The City Environment and Natural Resources Office (City ENRO) in Puerto Princesa clarified that the earthmoving activity in Barangay Simpocan is part of the river restoration project, not a gravel and sand quarry, as some disgruntled indigenous peoples (IPs) in the area had claimed.
In an interview with Palawan News, City ENRO chief Atty. Carlo Gomez stated that most of the rivers in Puerto Princesa were either clogged or washed out as a result of Typhoon Odette, causing floods in community areas.
“It is not a quarry actually, it is a river restoration rehabilitation project. Kung nakita niyo ang mga ilog natin [after Odette] ang naging kasunod na trabaho natin ay to clear all rivers, we restored the river channels,” Gomez said.
“Napakasimple lang naman ng logic para hindi bumaha doon sa river banks or adjacent areas, kapag ang kanal ay barado syempre ang river ay mag wa-wash out yan, mag spill over yan sa community like what happened in Langogan na nasira ang mga farm lots kasi hindi na nakayanan ‘yong dami ng tubig,” he added said.
A remote barangay on the city’s west coast, Simpocan is tucked away behind the Mt. Beaufort Geological Mountain Range and wedged between Mt. Herschel and the West Philippine Sea, about 50 kilometers from downtown.
Gomez also explained that the Simpocan village council requested dredging, but after an assessment, the City ENRO staff determined that the area needed restoration and rehabilitation.
In order to prevent them from washing back into the river during the next time it rains heavily, waste and other debris had to be cleared away from the river.

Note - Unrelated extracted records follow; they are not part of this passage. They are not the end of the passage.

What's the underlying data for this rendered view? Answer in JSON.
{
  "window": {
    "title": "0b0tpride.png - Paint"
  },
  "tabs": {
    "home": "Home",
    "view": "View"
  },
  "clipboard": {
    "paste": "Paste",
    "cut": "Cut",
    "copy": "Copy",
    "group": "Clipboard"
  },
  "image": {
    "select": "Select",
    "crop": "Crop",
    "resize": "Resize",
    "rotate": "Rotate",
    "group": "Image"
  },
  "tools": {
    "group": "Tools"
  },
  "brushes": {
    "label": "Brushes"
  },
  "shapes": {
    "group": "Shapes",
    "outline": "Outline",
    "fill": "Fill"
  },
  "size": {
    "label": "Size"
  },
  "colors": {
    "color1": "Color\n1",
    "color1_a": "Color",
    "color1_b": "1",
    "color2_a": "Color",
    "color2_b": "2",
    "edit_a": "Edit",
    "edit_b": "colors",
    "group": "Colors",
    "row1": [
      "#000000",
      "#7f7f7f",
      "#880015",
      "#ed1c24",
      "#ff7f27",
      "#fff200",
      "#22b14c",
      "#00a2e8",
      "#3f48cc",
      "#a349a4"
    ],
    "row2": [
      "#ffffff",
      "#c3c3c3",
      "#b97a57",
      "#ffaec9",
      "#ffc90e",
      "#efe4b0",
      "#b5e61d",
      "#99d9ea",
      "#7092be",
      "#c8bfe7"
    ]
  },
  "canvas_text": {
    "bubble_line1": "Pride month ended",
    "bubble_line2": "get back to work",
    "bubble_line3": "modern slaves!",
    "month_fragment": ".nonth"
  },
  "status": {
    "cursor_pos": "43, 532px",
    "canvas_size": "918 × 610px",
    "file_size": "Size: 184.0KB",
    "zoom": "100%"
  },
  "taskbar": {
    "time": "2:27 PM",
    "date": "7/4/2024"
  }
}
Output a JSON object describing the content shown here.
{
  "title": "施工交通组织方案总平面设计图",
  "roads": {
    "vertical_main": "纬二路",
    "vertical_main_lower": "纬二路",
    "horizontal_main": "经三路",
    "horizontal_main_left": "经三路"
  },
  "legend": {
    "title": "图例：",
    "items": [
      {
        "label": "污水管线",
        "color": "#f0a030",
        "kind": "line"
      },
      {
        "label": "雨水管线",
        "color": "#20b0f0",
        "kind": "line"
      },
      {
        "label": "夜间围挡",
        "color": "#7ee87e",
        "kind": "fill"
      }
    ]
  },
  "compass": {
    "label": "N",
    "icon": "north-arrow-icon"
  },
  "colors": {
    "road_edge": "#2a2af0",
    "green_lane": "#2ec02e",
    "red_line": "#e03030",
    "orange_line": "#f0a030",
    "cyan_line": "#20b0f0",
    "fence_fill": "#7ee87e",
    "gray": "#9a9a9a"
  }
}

“Yong Simpocan, after nagrequest ang barangay council for a dredging activity—dahil iniisip nga nila na rainy season na [nag assess kami,] at nakita namin na there is a need to restore ang river at ang channel nya ay maclear ang mga debris, and it so happened na mayroong mga nakita na waste materials na kailangang tanggalin sa area, kaya we need to remove that kasi kung ilalagay lang yan sa gilid ay babalik lang yan,” Gomez explained.
Gomez stated that in order to pursue the project, the barangay council sought assistance from a contractor who will conduct the rehabilitation project for free while also paying the city government for the “waste materials” that they have collected.
The contractor tasked with assisting in the river’s rehabilitation was recommended by the barangay Simpocan council, according to Gomez, who added that the IPs should not doubt what is being done since it is for the good of their place.
“Isa sa naging recommendation ni barangay dahil wala namang kakayahan si city to restore and rehabilitate ang river kaya nag recommend sila ng contractor. Naging discreet naman tayo sa pagpili ng contractor. Hindi natin binabayaran si contractor bagkus binabayaran pa nya ang waste materials na inassess namin na pwede nyang gamitin at nagkataon na ang contractor na yon ay may project din malapit doon sa area, road cementing project. Kaya parang ang nangyari, we are shooting two birds with one stone. Nare-restore ang river at the same time ay ang sa infrastructure. Kaya lang minasama naman ng nasa community ng mga IPs. Actually, nag usap usap naman yan sila sa barangay,” he said.
“In fact, it is a sacrifice on the part of the contractor. Kasi hindi natin sila binayaran para magconduct ng rehabilitation. Iyong waste material lang kumbaga talaga kailangan tanggalin. Ang waste material na yan ay binabayaran yan sa siyudad at ang binayad na yan bumabalik ang 60 percent sa barangay. Nag benefit sila” Gomez explained further.
Gomez said he believes that the barangay council has sought Free, Prior, and Informed Consent (FPIC) from the affected IP community, but internal dynamics from them who have resorted to raising their concerns to the City Council’s IP mandatory representative (IPMR) are causing a commotion on the community project.
“Actually, hindi nagfail ang pagkuha ng FPIC. Sa nalaman namin ay nagkakaroon kasi most of the time ng intramurals within the IP community. Ang nangyayari, nakakausap ang isang IP community na direct na naaapektuhan and yet kapag may mga disgruntled na mga members ay umaalis sila at bumubuo ng bagong grupo at tatakbo sa IPMR. Ang masakit dito, ang approach ay parang inaaway si barangay, ang city at ang contractor. Samantalang pwede naman pag usapan. Pero based doon, kung tutuusin, sa report sa amin ay nagkaroon na ng agreement yan,” Gomez said.
Gomez called on IPMR John Mart Salunday to resolve the issue through a dialogue among the concerned parties.
“Ang advice ko siguro lalo na kay IPMR Salunday ay mas maganda na resolve it peacefully. Kasi tatanungin din naman natin sila bilang miyembro ng community kung ano ang kanilang pwedeng maitulong. Kasi ang project na yan actually ay para tulungan ang community, ayusin ang river system and at the same time ay tinatapos ang infrastructure. Kung hindi sila makikipagtulungan ay magiging mabagal ang development. Forever ganyan ang sitwasyon nila,” Gomez added.